Les impressions des populations
Mr jules, responsable chargé de communication à DAPHI
“Si je suis sur le stand c’est pour porter un coup de main a nos conseillers qui sont en train de vendre. Aujourd’hui on a eu près de 100 tonnes qu’on a partagé sur les stands de l’étoile et de Kouhounou. C’est ça que nous sommes en train de vendre en attendant et nous sommes presque à la fin du stock. Comme difficultés, il y en a beaucoup sur le terrain. Pour pouvoir servir tout le monde et éviter que les gens ne stockent le maïs pour ensuite spéculer, nous avons fixé le quota à 12 Kilos. Mais parfois il y a des bonnes dames qui viennent s’aligner avec 2, 3 ,4 voir 6 enfants pour avoir pour ramasser le stock. On n’arrive pas à vite identifier comme ça c’est peut être celle qui font deux trois fois le tour qu’on identifie. L’autre problème c’est des gens qui viennent pour se faire servir immédiatement en disant je suis au service aider nous, alors qu’il y a d’autres qui ont fait la queue, qui sont restés tout le temps au soleil.
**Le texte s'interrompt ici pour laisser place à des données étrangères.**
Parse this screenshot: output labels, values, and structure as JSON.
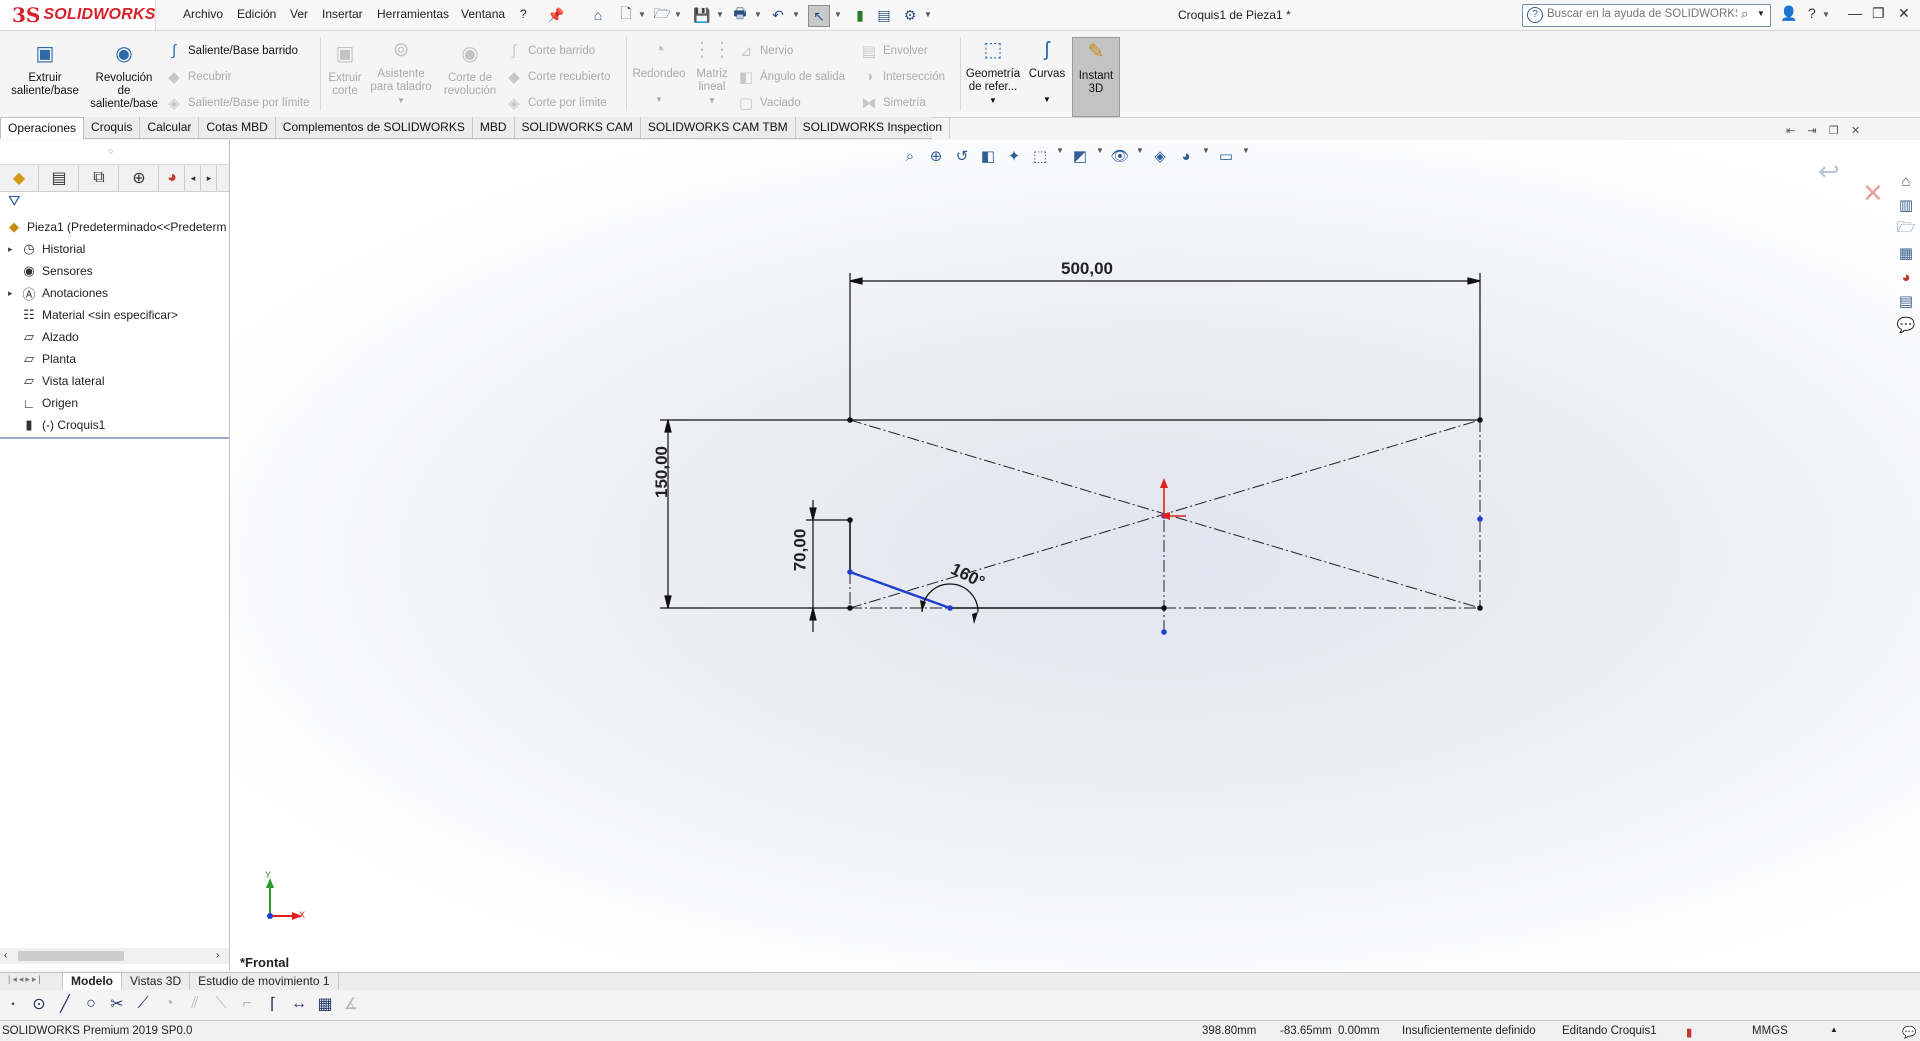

Mais les autres viennent demander en disant excuser vendez nous rapidement. L’autre chose, c’est les structures qui viennent exiger un certains nombre de sacs. Or la direction de l’ONASA a dit que c’est douze kilos au maximum. En dépit de ces difficultés nos agents font tout pour livrer aux clients au maximum 12 kilos comme prescrit par l’ONASA”
Mr Patrice
Je suis venu acheter du maïs. Vous voyez tel que le pays et nous sommes obligé, de chercher ce qui est moins cher. C’est parce que je passais et j’ai vu les gens vendre que je suis allé acheter pour la première fois. Mais quand j’ai mangé, sa pate c’était bien.
Madame Aline
C’est à cause du maïs que je suis venue ici. Moi c’est la première fois que je viens acheter. Je n’ai jamais mangé la pate issue de ce maïs. Mais ceux qui avaient acheté à côté de moi ont dit que c’est bon.je suis dans le rang il y a longtemps. j’ai appris qu’on vend le maïs ici par la radio, à la télé et même dans la rue. Je ne viens pas acheter pour vendre car je ne suis pas un commerçant de maïs.
Mr Adjaho Martin
C’est la crise alimentaire qui a fait que moi même je suis venu payer du maïs. J’ai pris l’habitude d’en acheter depuis que l’opération a commencé. Le maïs est bon et doux. Ce n’est pas mal.je veux simplement dire au gouvernement, c’est qu’il fasse beaucoup d’investissement dans l’agriculture pour que l’année prochaine nous ne nous retrouvons pas dans cette même situation.
Mlle Albertine Guézo
Je suis venue payer du maïs. Il faut dire yayi que le maïs est cher et que nous allons mourir de faim dans ce pays. Depuis que je suis là on n’a pas pu me servir. C’est parce que c’est plus cher en ville que je suis venue ici. C’est la première fois que je suis venue. Les gens ont dit que le kilos est 165Fcfa. Nous sommes donc venues vérifier. En tout c’est a cause du maïs que je suis là
Mr Emmanuel Gandonou
Je suis très content de notre président car la nourriture maintenant ça ne va pas. Mais il a essayé de nous venir au secours. C’est vrai, il ne peut pas tout faire. On le remercie tout en souhaitant qu’il n’a qu’à continuer. Dans les marchés le maïs est cher. Mais ici avec 165 c’est bon et ça nous facilite la tâche. Il n’a qu’à continuer. Le seigneur va lui faciliter la tâche. C’est tout ce que moi j’ai à dire.